A Supposed 'Spike' in Assaults on Border Agents Is Being Driven by Very Shady Math

Immigration

Vice President Mike Pence said last month that a spike in assaults against Border Patrol agents was one of the most shocking stories he’d heard in the last year.

“Attacks on our Border Patrol agents [in the last year] increased by 73 percent,” Pence said.

It turns out the statistics the vice president cited were shocking because the methodology the Border Patrol uses to track assaults is itself shocking.

For years, the agency tracked the number of assaults by simply counting the number of agents who were assaulted, like most law enforcement agencies.

But in 2015, the Border Patrol started counting assaults in a bizarre new way, according to a new report from the Intercept (emphasis mine):

[T]he agency apparently veered sharply from traditional reporting practices to a new system that counts the number of agents assaulted during an incident, then multiplies that figure by the number of perpetrators and the weapons used, thus neatly reversing the downward trend on the number of assaults.

With this new tracking method, the Border Patrol was able to claim that in 2017 there were “786 assaults, a spike of 73 percent, even as apprehensions fell from 415,816 to 310,532,” the site noted.

The Intercept looked into data and found one major source of that “spike” came from a single day in the Rio Grande Valley. The data showed there were “271 purported assaults” when seven agents were assaulted:

In response to questions from The Intercept, Coleman explained in an email that “an incident in the Rio Grande Valley Sector on February 14, 2017, involved seven U.S. Border Patrol Agents assaulted by six subjects utilizing three different types of projectiles (rocks, bottles, and tree branches), totaling 126 assaults.”
According to conventional law enforcement accounting, this single incident should have been tallied as seven agents assaulted — not seven agents times six perpetrators times three projectiles.

A Customs and Border Patrol spokesperson told the site that the new formula was simply “the most transparent method of reporting.”

News outlets went on to report the pseudo-spike in attacks against Border Patrol agents with no mention of the new methodology.

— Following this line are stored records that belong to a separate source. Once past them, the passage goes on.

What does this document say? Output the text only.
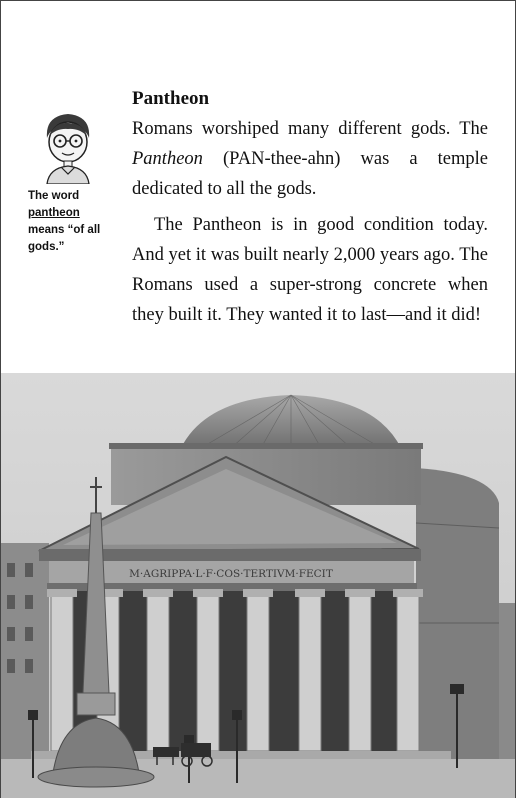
The word
pantheon
means “of all gods.”

Pantheon

Romans worshiped many different gods. The Pantheon (PAN-thee-ahn) was a temple dedicated to all the gods.

The Pantheon is in good condition today. And yet it was built nearly 2,000 years ago. The Romans used a super-strong concrete when they built it. They wanted it to last—and it did!

M·AGRIPPA·L·F·COS·TERTIVM·FECIT
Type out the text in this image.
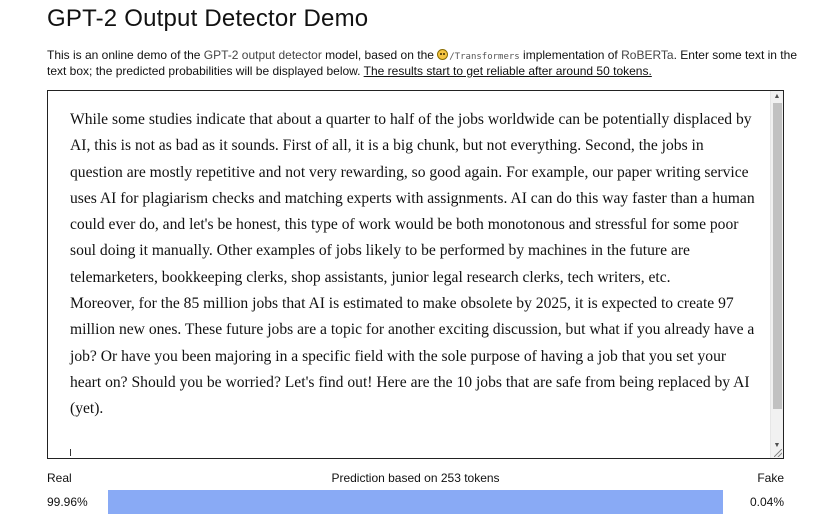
GPT-2 Output Detector Demo
This is an online demo of the GPT-2 output detector model, based on the /Transformers implementation of RoBERTa. Enter some text in the text box; the predicted probabilities will be displayed below. The results start to get reliable after around 50 tokens.
While some studies indicate that about a quarter to half of the jobs worldwide can be potentially displaced by AI, this is not as bad as it sounds. First of all, it is a big chunk, but not everything. Second, the jobs in question are mostly repetitive and not very rewarding, so good again. For example, our paper writing service uses AI for plagiarism checks and matching experts with assignments. AI can do this way faster than a human could ever do, and let's be honest, this type of work would be both monotonous and stressful for some poor soul doing it manually. Other examples of jobs likely to be performed by machines in the future are telemarketers, bookkeeping clerks, shop assistants, junior legal research clerks, tech writers, etc.
Moreover, for the 85 million jobs that AI is estimated to make obsolete by 2025, it is expected to create 97 million new ones. These future jobs are a topic for another exciting discussion, but what if you already have a job? Or have you been majoring in a specific field with the sole purpose of having a job that you set your heart on? Should you be worried? Let's find out! Here are the 10 jobs that are safe from being replaced by AI (yet).
▲
▼
Real	Prediction based on 253 tokens	Fake
99.96%	0.04%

This resulted in headlines like Newsweek’s “Under Trump, violence skyrockets against U.S. Agents at Mexico border, officials say.” Breitbart claimed, “Border Patrol agents are reported to be the most assaulted of all federal law enforcement agents and officers.”

There are some legitimate Border Patrol-related abuse reports in the news. The Mexican government claims Border Patrol agents are illegally dumping people over the border, for instance. And worse, a lawsuit has accused Border Patrol agents of illegally turning people away who are seeking asylum.